Roslyn looked on the obviously thriving baby. “You’re not, you know, you’re getting br
own and fat.”
“Not!”
“These people, Belinda, were really ill. They fell down a mountain.”
Belinda’s eyes opened wide.
“Better now?” she asked a little tremulously, for, for all her outward indifference, she was a very tender-hearted child, and Roslyn hastened to assure her:
“Yes.”
It was a mistake. Belinda said triumphantly: “Now Nessie home again.”
Roslyn started to say: “But it’s not my home, pet,” but stopped herself. After all, why upset the child?
“Just for a while, Belinda.”
Belinda left it at that, but Roslyn had a shrewd feeling she would not be abandoning the subject. She began chattering about frogs and crickets and a dog that Fath-er had given her.
“Come,” she said, anxious to show the dog.
It was a delightful night for Roslyn. Connie was quite willing for her to take over Belinda, who was a nice child, Connie reported, but certainly had a mind of her own, and Marcus Moreno left them alone. It was like old days having Belinda all to herself. If only, Roslyn sighed, those days could come again.
“Ness crying,” Belinda discovered.
“I’m not really, honey, it’s just that I hate leaving again tomorrow.”
“No,” said Belinda, puckering up herself.
“I have to. Lots of sick people.”
“Blinda sick,” the cunning little girl tried again.
“You’re not.” Roslyn did not say it so emphatically this time.

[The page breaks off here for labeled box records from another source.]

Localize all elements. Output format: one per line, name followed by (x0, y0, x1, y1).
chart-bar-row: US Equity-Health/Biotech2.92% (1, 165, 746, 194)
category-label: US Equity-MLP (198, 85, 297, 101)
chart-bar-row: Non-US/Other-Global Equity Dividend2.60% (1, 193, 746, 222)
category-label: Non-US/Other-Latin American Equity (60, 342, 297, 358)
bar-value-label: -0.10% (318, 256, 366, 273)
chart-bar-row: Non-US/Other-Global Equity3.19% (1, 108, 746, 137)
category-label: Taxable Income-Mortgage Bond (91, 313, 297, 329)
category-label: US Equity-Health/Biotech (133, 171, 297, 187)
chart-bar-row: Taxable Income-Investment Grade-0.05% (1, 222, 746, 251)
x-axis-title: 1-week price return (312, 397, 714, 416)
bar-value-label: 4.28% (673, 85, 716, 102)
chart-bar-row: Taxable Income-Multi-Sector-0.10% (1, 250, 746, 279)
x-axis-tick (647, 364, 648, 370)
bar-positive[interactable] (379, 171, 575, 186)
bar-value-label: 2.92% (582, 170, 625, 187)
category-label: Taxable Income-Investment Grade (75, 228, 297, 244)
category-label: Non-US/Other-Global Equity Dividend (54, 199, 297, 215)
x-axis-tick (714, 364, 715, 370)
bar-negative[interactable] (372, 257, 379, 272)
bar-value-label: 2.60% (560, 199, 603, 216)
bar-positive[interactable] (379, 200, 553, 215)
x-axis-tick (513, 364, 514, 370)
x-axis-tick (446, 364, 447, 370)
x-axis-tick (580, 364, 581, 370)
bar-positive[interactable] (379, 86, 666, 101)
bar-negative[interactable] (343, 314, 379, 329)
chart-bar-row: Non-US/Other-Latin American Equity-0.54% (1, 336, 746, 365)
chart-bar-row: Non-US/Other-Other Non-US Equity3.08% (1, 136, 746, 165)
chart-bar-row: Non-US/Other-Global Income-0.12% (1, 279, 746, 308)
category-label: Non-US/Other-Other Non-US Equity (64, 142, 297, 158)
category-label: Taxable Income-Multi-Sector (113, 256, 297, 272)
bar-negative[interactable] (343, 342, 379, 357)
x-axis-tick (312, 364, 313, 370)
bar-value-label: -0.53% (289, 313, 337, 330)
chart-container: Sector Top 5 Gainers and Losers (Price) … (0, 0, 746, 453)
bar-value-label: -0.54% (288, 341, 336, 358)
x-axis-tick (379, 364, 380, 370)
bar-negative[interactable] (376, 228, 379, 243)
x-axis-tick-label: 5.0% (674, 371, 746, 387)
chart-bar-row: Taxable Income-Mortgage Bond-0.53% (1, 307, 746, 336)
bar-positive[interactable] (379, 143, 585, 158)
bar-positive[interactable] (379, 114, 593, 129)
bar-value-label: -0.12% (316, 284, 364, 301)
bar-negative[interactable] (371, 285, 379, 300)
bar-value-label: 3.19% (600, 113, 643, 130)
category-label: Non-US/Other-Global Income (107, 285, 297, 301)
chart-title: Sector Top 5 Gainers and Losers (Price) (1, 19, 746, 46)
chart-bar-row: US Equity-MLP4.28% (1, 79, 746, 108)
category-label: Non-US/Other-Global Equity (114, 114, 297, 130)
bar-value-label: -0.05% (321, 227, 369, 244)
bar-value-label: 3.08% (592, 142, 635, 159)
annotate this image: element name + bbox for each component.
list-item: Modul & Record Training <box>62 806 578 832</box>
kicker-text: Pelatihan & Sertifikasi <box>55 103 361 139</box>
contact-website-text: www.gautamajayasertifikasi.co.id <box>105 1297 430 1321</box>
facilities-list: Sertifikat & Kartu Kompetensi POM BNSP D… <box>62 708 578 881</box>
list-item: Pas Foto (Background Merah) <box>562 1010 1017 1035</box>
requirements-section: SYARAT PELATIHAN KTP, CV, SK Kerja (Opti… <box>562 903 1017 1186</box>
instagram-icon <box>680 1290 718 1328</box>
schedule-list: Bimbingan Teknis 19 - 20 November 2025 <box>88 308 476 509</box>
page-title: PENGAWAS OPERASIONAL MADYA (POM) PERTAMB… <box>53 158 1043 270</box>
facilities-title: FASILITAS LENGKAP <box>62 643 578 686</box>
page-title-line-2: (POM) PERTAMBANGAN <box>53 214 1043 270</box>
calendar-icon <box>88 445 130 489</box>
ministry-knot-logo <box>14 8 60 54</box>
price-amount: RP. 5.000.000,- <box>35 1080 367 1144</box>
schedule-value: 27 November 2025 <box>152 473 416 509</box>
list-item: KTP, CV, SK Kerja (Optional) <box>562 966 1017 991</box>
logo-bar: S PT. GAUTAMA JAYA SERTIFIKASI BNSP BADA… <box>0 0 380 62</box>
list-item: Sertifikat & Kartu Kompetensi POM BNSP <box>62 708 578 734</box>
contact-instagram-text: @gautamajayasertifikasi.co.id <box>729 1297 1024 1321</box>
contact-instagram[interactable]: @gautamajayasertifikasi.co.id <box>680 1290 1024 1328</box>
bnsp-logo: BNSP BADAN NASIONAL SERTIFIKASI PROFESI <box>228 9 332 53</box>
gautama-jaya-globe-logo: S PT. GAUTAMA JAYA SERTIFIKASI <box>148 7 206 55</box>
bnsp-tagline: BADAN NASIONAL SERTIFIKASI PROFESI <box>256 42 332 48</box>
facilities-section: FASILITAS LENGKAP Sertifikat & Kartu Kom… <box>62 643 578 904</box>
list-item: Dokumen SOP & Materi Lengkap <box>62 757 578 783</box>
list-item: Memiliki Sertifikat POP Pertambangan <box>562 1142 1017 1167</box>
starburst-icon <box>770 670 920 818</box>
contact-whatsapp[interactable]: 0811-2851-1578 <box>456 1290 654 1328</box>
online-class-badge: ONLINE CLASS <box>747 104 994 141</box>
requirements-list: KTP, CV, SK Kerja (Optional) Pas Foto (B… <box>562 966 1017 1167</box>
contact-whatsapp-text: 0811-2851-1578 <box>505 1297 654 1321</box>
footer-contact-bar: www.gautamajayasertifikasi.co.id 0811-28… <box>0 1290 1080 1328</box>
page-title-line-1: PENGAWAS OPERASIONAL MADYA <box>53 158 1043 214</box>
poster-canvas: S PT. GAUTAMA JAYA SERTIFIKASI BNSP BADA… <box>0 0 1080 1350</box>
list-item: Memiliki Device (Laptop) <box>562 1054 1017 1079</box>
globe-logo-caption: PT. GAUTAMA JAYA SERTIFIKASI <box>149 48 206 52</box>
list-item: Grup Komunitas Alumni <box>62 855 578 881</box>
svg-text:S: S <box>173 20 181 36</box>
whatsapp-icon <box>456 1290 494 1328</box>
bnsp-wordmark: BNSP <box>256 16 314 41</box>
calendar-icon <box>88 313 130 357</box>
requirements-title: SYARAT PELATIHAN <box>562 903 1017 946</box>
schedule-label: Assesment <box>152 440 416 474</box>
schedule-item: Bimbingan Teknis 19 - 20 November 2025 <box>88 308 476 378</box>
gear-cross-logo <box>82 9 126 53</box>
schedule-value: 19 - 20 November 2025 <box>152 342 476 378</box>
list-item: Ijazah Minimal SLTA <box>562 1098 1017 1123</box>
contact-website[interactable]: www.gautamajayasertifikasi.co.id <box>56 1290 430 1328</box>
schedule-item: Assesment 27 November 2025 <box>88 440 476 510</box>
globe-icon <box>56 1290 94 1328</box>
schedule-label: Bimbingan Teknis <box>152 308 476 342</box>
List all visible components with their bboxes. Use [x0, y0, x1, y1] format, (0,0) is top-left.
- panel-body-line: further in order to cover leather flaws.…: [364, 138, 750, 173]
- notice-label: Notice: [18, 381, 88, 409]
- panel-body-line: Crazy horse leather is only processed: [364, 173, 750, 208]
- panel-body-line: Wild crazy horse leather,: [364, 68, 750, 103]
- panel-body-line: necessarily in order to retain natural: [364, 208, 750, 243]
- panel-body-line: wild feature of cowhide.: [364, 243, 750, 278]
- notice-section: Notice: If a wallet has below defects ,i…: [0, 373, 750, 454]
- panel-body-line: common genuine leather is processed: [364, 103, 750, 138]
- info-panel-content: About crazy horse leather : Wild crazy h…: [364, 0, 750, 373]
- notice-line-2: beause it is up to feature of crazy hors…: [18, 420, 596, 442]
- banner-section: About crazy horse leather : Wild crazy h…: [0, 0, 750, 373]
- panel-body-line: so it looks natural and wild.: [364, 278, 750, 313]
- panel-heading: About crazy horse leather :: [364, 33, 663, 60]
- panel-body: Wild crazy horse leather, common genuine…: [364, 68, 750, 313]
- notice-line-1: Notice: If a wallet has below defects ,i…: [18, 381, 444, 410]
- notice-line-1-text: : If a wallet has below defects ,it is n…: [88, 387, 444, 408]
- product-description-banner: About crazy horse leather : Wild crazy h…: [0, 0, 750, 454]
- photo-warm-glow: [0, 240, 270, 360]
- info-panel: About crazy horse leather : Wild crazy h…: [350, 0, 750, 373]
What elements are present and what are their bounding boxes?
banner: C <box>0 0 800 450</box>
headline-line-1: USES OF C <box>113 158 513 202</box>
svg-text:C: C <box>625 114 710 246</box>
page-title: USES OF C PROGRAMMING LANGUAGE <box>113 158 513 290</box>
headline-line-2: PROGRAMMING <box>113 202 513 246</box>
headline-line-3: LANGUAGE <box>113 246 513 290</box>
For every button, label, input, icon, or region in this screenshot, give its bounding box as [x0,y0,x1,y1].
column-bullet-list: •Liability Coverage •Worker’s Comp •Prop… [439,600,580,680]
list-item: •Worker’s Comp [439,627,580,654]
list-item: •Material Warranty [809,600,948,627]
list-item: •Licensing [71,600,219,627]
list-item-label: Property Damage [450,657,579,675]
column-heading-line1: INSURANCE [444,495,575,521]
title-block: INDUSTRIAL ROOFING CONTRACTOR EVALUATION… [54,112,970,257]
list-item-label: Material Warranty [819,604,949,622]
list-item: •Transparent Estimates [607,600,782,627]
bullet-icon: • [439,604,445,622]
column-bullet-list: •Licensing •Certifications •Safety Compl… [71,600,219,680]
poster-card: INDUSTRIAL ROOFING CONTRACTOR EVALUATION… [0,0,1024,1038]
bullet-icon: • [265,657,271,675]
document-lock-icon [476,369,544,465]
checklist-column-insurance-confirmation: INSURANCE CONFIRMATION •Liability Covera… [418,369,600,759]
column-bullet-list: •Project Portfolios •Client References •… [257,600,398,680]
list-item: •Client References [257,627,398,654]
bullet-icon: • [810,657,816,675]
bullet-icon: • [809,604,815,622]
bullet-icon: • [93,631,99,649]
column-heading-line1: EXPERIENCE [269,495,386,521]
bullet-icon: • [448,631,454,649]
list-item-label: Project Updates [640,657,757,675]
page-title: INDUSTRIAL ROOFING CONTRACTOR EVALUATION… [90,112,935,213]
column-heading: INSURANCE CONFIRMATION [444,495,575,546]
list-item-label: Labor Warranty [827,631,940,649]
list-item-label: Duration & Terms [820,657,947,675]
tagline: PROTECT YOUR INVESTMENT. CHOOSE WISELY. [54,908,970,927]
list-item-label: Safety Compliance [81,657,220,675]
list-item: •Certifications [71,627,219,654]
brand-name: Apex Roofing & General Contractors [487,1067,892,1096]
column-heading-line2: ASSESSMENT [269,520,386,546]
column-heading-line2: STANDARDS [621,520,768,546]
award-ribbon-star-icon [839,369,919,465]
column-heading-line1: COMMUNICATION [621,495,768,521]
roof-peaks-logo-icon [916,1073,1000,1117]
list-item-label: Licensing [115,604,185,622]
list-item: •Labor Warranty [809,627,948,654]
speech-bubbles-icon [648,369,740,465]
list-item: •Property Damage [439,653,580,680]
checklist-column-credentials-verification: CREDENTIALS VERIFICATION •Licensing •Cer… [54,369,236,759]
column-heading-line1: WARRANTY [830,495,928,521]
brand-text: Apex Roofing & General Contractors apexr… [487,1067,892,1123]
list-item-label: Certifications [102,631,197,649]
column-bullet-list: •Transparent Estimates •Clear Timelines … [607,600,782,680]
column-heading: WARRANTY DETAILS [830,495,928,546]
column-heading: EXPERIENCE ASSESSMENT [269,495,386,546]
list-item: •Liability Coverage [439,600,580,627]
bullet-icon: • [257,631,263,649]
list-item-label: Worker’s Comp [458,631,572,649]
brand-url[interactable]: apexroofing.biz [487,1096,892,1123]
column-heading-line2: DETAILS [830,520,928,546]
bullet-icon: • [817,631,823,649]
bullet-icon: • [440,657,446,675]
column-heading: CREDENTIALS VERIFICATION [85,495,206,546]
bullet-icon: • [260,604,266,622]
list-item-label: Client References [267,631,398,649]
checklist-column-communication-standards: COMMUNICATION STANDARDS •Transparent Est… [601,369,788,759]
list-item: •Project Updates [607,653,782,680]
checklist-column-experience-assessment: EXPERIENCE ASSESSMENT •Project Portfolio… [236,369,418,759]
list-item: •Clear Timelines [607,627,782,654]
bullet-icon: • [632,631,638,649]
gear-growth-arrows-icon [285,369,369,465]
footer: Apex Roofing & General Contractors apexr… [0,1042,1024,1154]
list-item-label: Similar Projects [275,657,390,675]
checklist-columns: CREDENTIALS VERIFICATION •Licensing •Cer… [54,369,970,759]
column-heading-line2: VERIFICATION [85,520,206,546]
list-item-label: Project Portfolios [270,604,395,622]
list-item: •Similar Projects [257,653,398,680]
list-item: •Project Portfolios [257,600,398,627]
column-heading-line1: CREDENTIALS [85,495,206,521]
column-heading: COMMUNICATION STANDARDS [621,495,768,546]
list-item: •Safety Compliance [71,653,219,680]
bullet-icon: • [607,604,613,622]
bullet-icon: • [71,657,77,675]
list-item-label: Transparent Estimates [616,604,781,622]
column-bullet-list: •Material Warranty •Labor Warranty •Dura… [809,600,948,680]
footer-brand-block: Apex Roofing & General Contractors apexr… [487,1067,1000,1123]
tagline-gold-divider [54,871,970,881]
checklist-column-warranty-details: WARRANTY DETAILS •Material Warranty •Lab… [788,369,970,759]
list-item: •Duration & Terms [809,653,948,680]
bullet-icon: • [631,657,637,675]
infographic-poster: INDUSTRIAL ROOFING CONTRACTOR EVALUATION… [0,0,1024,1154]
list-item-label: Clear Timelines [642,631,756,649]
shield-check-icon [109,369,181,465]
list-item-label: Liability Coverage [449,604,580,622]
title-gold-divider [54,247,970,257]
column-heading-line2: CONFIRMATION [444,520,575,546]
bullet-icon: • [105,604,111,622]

Obviously the child wanted her, and in child welfare didn’t that comprise the beginning and the end of all disputes, the wish and the love of the child ? A giddy thought came to Roslyn. She saw a court and a learned judge saying to Belinda:
“Now, child, which person do you want to go with?”
She did not realize she had said her thoughts aloud until Belinda said with certainty:
“You and Fath-er.”
It was cold water on Roslyn. Belinda could not want that man, she could not possibly want him.
“Darling, Marcus has his work to do, wouldn’t you like to come with me?” It was unfair, and it was rather wicked of her but still she asked it jealously.